Ensemble, ils s'amusaient énormément à écumer les plus beaux endroits de la ville, Mathias montrant tout ce que Paris avait de plus merveilleux à offrir. Ainsi ils avaient déjà admiré l'Arc de Triomphe, s'étaient promené dans le jardin des Tuileries, avaient admiré la façade de l'Opéra Garnier, visité l'avenue des Champs-Élysées, et, le matin même, avait découvert les splendeurs de la cathédrale de Notre-Dame.
Mais ce qui leur plaisait le plus dans ces balades, c'était un jeu que Mathias avait inventé pour Daisy. Il consistait à regarder les gens de la haute société et de leur prêter des intentions et des mots par la simple vue de leur expression, posture ou accoutrement. Ainsi, cette dame au visage sec et au dos bien droit dans sa robe sapin ne pouvait être qu'une affreuse institutrice qui usait de sa canne au pommeau sculpté pour punir d'affreux garnements remuants. Et ce monsieur tout en rondeur aux joues rougies à trottiner ainsi, sa moustache affriolante rebondissant sous son nez presque autant que son embonpoint, sans doute était-il un gourmand lutin parti en quête de l'objet du désir de sa maîtresse.
Dans le hall, Mathias qui venait tout juste de raccompagner Daisy discutait gaiment avec elle de leur prochaine escapade quand Hélène leur tomba dessus. Daisy ne se souvenait pas avoir jamais vu la vicomtesse marcher aussi vite, même pour faire les boutiques. Et elle ne devait pas être la seule car, Raphaël qui passait par là, jeta un regard étonné à sa mère qui voulait tout dire. Mais cette dernière le chassa d'un geste de la main avant de se tourner vers les deux jeunes gens, un sourire affable aux lèvres. Daisy et Mathias la trouvèrent étrange, mais ne surent que plus tard ce qui la taraudait, quand elle insista fortement pour que Mathias reste prendre le thé.

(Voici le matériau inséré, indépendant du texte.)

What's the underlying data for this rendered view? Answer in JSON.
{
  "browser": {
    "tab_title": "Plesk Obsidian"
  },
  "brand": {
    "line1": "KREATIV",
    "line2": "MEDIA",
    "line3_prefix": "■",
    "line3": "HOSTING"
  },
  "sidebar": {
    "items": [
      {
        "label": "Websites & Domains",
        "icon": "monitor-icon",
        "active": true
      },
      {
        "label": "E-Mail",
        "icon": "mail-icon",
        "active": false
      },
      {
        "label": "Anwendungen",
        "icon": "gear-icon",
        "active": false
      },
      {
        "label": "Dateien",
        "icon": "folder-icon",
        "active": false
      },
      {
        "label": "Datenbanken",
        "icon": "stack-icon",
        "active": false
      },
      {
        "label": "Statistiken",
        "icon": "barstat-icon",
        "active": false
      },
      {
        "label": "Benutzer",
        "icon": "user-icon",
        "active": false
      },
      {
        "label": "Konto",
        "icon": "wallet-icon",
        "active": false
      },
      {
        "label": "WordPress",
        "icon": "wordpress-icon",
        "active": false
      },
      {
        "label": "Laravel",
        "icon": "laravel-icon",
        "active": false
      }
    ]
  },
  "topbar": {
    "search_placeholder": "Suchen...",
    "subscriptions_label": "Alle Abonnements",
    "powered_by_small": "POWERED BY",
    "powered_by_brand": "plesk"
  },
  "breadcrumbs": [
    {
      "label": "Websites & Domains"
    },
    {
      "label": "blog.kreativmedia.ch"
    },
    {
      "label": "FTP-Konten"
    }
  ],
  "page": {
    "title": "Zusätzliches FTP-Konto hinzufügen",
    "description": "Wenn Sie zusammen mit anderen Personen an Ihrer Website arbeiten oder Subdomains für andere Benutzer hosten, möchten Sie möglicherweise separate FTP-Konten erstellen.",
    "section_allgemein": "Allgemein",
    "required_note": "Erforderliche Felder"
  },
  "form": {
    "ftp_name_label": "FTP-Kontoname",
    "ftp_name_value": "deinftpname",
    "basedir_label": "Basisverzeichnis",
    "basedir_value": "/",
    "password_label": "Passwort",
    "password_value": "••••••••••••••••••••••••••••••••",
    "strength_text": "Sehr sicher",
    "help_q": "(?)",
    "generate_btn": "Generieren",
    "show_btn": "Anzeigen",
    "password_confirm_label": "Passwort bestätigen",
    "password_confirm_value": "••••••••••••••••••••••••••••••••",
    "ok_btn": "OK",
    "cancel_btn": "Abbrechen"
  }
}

Étonné, le jeune homme avait accepté avant de réaliser que la vicomtesse avait en fait des comptes à régler avec lui. En effet, Hélène n'était pas ravie qu'il court les rues avec Daisy et encore moins que les journaux en face leurs choux gras. Lui s'en amusait beaucoup, car comme Daisy, il savait que tous ces racontars qui abreuvaient La Sentinelle de pareilles sornettes n'avaient rien comprit.
– Je ne vois pas ce qu'il y a de drôle, monsieur, tonna la vicomtesse les dents serrées.
– Oh, moi je le vois, chère madame, répondit-il avec un sourire canaille en rejetant le journal sur la table.
Daisy tendit imperceptiblement le cou pour en lire quelques mots quand Hélène l'arracha à son regard pour le rouler en boule et le jeter rageusement dans la cheminée. La jeune femme se demanda pourquoi sa bienfaitrice continuait d'acheter ce torchon si c'était toujours pour l'envoyer aux flammes.
– Ce qu'il y a d'amusant, poursuivit Mathias sans se laisser démonter par le regard assassin que lui jetait la vicomtesse, c'est que vous portiez la moindre importance à ce ramassis de fadaises.
– Je ne crois pas, monsieur, que ce ne soit qu'un ramassis de fadaises comme vous dites puisque vous venez de m'avouer avoir baladé notre Daisy dans tout Paris sans chaperon et plus d'une fois !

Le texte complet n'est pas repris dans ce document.